Summery: Hermione, as sketched by her lover. Companion to "The Ocean" HG/SS
A/N: Severus's PoV.
Vanilla.
She smelled like vanilla. Many times I would burry my face in her long silky curls, and breathe in her warm, tingly scent. She was beautiful. My fingers used to dance along her soft, smooth skin, making her laugh, or moan, whatever I wanted. She used to tease me about my being in total control, but we both knew it was not so. My fingers always looked so pale on her warm, tan skin- like winter touching summer. We were like summer and winter. She was a summer goddess in my eyes, with hair of mahogany, eyes of chocolate, and skin of the sun.
I was the winter- cold. With pale, pale skin and dark, dark eyes and hair. And heart, I thought, until I heard her laugh the day when it all began. I will always remember her laugh, the soft bubbly laugh that I would always hear whenever I played her. She was so ticklish. I remember when she used to laugh for me daily, throwing back her luscious curls and sending her laugh to the summer sky. I thought those days would never end- in my mind I can still see her swinging on the tree swing, back and forth, back and forth… and at dusk, when she would dance in the darkening meadow, a firefly on each finger. Our summer was a frenzy of laughing and love making. She would be lying in the shallows of our lake, bathing her body in the sunlight, and I would swim over and make love and make love and make love…
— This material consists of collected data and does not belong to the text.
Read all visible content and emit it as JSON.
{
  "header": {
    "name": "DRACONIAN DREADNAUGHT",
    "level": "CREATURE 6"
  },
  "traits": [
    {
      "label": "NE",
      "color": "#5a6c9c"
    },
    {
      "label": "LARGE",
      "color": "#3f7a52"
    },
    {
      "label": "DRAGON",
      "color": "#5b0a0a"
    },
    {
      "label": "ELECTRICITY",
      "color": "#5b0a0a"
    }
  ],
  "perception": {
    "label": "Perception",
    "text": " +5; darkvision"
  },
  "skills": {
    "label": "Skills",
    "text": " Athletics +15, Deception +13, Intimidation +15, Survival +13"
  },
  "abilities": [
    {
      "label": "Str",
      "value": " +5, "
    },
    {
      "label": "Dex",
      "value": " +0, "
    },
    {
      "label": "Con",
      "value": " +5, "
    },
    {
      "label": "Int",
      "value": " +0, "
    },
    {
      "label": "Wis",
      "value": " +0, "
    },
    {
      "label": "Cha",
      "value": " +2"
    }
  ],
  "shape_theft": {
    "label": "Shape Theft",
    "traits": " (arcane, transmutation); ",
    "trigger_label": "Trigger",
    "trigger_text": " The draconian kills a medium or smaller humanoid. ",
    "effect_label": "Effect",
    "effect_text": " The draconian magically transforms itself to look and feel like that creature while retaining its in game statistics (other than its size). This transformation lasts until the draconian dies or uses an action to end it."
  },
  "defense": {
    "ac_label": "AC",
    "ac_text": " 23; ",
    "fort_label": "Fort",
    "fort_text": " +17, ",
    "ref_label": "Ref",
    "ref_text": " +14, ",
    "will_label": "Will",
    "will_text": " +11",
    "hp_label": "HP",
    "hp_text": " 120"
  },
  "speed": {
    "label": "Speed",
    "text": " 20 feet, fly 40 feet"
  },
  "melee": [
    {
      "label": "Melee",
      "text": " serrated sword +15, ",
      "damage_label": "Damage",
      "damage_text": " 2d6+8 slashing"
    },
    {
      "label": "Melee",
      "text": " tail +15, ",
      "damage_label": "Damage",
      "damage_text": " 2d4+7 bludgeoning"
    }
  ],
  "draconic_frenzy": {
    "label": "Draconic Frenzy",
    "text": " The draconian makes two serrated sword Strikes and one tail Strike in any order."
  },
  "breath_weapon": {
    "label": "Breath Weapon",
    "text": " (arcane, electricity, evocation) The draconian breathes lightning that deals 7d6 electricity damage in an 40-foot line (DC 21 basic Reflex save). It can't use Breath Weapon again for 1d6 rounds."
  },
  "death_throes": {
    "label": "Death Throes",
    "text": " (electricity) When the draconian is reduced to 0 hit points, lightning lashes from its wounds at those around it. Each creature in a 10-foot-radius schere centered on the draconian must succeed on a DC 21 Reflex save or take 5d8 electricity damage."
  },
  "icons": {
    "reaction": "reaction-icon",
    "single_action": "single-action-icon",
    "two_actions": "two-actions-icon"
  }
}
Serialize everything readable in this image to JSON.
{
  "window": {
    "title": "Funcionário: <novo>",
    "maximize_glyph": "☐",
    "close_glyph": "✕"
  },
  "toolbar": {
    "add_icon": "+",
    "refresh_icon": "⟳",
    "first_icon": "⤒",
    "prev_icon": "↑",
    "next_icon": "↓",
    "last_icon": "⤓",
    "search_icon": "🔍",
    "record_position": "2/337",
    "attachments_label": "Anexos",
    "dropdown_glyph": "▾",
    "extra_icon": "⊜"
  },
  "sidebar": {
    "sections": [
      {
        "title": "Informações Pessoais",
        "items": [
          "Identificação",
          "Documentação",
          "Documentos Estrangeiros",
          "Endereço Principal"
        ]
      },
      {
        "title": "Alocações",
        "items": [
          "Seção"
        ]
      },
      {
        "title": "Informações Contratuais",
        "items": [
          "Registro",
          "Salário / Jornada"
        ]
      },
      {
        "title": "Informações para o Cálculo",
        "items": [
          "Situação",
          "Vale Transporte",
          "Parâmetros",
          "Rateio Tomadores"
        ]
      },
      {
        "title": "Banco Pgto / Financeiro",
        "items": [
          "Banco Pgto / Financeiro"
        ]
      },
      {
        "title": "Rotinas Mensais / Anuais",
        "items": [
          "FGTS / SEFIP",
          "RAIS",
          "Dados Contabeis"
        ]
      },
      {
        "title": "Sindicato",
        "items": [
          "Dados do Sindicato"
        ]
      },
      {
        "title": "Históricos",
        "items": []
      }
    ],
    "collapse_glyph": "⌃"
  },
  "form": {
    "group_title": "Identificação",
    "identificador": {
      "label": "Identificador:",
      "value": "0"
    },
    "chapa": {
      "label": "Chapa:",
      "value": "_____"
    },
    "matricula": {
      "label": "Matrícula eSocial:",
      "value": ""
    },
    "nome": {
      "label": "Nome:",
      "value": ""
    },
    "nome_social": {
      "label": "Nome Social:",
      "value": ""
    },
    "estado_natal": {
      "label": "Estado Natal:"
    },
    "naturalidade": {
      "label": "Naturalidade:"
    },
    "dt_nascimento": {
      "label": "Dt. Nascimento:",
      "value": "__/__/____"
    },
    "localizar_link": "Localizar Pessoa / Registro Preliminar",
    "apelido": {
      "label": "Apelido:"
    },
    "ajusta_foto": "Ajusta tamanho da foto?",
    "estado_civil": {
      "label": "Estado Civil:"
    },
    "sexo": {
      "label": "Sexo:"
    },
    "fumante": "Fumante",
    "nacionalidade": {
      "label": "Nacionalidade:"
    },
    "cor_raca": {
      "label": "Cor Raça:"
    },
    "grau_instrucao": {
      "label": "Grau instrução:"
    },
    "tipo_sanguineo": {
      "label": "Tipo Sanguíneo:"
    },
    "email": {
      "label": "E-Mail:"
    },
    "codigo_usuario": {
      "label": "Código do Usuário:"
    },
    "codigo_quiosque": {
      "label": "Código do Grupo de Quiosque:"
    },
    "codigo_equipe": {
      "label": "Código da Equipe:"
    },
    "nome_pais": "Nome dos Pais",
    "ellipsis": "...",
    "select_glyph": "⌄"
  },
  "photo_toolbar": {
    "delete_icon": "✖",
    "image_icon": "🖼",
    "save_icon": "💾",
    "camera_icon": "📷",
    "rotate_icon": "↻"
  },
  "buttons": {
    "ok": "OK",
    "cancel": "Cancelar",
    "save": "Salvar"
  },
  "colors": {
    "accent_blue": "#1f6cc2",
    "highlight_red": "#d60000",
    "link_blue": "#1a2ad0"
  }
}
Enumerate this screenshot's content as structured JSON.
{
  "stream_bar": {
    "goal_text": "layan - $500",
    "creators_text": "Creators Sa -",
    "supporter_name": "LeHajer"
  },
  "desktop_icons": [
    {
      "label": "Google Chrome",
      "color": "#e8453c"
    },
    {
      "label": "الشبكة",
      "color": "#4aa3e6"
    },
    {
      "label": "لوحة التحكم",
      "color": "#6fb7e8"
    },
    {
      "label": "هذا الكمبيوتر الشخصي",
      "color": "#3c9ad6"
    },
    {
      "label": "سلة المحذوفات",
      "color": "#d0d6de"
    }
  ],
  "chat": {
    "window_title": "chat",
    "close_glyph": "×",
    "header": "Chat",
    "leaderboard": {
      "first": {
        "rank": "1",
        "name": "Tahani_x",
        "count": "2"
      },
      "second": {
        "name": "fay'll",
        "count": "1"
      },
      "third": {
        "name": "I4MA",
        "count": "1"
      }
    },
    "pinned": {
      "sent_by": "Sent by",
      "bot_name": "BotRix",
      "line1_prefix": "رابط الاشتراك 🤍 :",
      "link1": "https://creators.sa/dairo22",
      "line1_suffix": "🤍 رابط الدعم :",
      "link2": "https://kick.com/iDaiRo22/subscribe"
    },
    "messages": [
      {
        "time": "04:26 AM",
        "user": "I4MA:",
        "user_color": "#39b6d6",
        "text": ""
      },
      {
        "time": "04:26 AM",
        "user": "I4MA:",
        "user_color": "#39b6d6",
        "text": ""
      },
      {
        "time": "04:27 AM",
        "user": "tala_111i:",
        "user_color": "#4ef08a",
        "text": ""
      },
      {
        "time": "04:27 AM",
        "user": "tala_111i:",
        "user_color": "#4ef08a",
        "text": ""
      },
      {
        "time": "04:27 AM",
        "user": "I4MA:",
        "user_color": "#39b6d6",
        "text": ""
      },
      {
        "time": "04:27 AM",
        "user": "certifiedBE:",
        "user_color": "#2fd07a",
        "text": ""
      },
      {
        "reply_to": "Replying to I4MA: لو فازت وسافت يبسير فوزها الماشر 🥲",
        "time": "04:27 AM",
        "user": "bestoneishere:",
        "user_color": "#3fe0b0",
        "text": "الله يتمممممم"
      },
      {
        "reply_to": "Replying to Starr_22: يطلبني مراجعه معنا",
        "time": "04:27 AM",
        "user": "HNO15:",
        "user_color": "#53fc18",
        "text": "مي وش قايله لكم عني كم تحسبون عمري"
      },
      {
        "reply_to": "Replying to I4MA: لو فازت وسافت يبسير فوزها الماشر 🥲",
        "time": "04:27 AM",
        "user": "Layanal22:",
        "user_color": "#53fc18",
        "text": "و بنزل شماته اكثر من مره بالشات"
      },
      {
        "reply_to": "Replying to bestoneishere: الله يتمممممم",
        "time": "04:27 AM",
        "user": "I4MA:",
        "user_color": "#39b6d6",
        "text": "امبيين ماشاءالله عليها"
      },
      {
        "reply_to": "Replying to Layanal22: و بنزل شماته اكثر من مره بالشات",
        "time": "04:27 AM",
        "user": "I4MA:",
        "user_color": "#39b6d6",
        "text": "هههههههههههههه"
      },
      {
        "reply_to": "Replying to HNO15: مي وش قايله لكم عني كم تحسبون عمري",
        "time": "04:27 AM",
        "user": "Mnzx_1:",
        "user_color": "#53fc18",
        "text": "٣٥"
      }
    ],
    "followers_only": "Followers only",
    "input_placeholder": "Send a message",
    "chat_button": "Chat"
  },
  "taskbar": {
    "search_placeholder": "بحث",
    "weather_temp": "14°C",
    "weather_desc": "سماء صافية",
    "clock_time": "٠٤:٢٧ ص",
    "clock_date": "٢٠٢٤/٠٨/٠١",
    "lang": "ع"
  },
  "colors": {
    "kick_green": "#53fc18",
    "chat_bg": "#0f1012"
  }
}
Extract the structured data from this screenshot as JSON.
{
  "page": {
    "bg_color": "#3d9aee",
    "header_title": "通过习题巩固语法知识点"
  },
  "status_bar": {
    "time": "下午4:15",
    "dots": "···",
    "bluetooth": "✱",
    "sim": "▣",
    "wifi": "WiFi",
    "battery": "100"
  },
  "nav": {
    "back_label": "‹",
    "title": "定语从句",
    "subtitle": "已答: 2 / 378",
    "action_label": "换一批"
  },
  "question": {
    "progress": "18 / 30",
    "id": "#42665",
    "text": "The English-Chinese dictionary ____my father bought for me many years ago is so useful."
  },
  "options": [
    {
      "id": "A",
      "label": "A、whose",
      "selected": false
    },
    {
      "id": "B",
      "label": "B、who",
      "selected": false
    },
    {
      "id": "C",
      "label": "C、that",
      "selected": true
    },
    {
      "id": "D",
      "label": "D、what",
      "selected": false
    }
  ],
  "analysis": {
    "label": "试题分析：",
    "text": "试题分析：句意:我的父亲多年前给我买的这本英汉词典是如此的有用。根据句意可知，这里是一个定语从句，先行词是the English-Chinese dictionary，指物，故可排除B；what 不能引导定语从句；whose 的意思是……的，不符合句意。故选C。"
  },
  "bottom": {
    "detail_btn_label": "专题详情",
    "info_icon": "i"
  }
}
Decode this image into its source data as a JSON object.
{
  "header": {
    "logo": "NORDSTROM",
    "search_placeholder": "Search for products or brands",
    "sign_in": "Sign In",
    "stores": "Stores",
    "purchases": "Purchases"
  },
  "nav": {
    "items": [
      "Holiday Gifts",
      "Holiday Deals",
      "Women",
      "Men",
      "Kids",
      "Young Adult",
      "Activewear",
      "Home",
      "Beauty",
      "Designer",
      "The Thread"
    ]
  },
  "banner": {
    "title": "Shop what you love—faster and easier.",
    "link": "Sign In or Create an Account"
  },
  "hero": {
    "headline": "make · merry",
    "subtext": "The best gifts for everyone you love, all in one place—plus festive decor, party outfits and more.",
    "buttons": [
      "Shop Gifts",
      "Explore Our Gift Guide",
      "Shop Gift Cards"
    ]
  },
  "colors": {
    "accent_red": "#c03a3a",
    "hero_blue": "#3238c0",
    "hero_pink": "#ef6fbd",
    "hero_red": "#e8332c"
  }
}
Our winter was spent curled up on the floor beside our fire, studying until both our eyes ached. Making potions, and having small food fights with the ingredients. Snowball fights at the sunrise when we thought no one could see. Nights spent with our heads and bodies cuddling close under the heavy blankets, warming each other against the cold, cold air. Once, we were one. Together. Whole. Perfect. But now, my beautiful summer goddess is gone. The summer has finally ended, throwing me back into the icy winter that I lived in before I knew her.
I cannot bring myself to hate her. It's impossible. Every time I try, I remember everything I did and said to her, before my eyes were finally opened. The things that still haunt me, and will until my dying day, along with the last time I saw her. She was smiling, and in her eyes there was a bright and happy sparkle. She was wearing her first set of non-school robes, and the silver necklace I gave her. She looked so happy, so blissfully happy. And so was I. I was as happy as she, for I thought this would be our first day publicly together. I wanted the world to know that I loved Hermione Granger. But they never did.
My bed still remembers her body, her soft, beautiful body. It cries for her to join me, as my body and mind cries for her. And it still clings to her scent, the heavenly scent of vanilla that is forever imbedded in my pillow.